Anuj Gupta, DVP- Commodities and Currencies Research, Angel Broking said, "Widening impact of the pandemic on the global economy continued to boost the demand for the safe haven, Gold. Geopolitical tension in the Middle East may also support the bullion. On the back of increased demand for safe haven, we are recommending a buy in gold and silver.
Cameron Alexander, Director of Precious Metals Research at GFMS, Refinitiv said,"The rally in gold has been powered by a safe-haven appeal for the metal due to the worsening economic conditions resulting from an out-of-control pandemic. The central banks around the world continue to inject stimulus to resuscitate domestic economies, which has led in some cases to currency devaluation especially dollar and lower interest rates, further supporting the rally.
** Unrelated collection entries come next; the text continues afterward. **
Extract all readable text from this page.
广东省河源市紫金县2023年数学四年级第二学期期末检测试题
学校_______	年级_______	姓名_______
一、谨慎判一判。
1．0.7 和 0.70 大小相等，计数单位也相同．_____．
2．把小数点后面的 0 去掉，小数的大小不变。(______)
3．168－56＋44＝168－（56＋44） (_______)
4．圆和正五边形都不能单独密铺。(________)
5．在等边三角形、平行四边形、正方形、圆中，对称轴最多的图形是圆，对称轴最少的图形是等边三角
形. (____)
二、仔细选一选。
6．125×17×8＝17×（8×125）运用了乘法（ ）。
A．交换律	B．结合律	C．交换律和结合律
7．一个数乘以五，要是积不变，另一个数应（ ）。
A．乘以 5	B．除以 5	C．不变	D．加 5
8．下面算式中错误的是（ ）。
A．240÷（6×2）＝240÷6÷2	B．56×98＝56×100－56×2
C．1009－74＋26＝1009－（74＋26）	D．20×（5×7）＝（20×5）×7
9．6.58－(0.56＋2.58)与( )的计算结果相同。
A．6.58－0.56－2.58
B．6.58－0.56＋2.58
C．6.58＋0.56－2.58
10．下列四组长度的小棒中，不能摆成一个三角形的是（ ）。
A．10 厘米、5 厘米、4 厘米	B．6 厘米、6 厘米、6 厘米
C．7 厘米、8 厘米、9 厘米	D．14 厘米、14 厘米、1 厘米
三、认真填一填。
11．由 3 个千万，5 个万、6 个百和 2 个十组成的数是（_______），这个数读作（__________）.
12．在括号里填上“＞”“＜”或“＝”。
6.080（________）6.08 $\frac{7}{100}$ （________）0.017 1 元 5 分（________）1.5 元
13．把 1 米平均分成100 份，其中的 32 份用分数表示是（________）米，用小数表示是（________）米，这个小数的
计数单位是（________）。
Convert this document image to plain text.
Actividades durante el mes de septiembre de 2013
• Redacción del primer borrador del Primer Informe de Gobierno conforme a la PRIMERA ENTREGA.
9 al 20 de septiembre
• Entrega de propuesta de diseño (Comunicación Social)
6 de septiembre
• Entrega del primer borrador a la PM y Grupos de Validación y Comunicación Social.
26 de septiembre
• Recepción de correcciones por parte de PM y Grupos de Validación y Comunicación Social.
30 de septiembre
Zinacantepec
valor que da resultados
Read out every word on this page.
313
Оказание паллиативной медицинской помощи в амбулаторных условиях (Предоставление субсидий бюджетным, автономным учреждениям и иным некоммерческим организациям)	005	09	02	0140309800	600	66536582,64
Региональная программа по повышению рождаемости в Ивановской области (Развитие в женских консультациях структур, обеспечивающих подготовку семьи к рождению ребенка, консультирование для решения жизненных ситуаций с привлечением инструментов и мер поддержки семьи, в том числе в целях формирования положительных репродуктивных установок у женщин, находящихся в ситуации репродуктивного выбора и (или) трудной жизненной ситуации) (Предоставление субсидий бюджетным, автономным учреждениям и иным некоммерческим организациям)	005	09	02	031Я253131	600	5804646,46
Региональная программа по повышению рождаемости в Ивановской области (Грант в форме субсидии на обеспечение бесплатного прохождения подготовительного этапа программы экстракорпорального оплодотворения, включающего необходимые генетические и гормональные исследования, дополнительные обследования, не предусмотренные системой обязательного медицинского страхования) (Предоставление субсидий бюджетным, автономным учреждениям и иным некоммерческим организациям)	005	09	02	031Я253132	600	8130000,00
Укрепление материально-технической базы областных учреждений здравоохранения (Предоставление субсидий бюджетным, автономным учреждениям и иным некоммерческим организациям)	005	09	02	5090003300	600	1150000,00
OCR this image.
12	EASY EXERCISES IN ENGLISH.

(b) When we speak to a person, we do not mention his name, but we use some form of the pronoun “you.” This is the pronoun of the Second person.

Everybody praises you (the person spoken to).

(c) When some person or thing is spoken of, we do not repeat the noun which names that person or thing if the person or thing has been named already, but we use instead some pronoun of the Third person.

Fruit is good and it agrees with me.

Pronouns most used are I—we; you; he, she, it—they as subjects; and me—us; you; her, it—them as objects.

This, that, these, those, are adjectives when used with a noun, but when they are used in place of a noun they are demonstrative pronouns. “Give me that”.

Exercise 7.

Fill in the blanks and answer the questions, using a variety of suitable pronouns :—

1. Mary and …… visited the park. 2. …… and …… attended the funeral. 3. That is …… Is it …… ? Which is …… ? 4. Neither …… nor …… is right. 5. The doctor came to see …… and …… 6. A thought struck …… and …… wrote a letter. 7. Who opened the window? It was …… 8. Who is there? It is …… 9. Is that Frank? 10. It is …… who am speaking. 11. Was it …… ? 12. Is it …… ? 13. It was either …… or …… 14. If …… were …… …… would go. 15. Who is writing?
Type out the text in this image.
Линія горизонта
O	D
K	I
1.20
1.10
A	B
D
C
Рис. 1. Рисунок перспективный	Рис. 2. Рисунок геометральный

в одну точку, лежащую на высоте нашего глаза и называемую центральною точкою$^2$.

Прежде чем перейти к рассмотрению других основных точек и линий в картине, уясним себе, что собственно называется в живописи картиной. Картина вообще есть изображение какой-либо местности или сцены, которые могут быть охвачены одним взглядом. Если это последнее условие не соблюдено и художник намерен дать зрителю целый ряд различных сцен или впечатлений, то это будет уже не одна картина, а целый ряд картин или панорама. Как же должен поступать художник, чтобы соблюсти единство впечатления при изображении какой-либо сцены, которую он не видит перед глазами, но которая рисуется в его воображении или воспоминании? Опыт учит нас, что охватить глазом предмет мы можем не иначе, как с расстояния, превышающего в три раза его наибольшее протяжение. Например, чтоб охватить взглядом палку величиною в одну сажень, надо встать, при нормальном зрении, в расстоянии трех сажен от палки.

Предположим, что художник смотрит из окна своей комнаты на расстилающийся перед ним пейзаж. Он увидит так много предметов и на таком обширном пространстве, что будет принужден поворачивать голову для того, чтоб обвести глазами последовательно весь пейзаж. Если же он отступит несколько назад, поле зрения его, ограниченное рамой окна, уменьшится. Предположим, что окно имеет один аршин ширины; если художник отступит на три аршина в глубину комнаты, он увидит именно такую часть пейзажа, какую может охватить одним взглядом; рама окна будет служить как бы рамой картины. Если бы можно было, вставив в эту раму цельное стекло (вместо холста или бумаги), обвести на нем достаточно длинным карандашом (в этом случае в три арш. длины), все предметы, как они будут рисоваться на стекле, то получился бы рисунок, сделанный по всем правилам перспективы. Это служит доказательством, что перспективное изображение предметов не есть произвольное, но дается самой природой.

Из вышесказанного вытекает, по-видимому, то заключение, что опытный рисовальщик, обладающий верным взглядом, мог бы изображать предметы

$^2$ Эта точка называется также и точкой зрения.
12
Another factor that could disrupt the financial markets and support the gold rally is the political developments in the U.S."
"Looking ahead, the focus will continue to be on the coronavirus developments worldwide and on fresh economic data coming out of the United States which will influence the price of gold in the short to medium term. Investors will be monitoring just how quickly the world's largest economy can return to expansion mode and how soon an economic relief bill will be finalised," he added.
On Silver, Prathamesh Mallya, AVP- Research, Non-Agri Commodities and Currencies, Angel Broking said," Silver has been shining relatively faster and brighter in comparison to gold in the international as well as domestic markets. Easy money policy of central banks, weakness in the US dollar, rising investment demand, and the belief of investors in silver as an asset class is resulting in optimism for price. 2020 will be remembered as the year of silver for investors across the globe."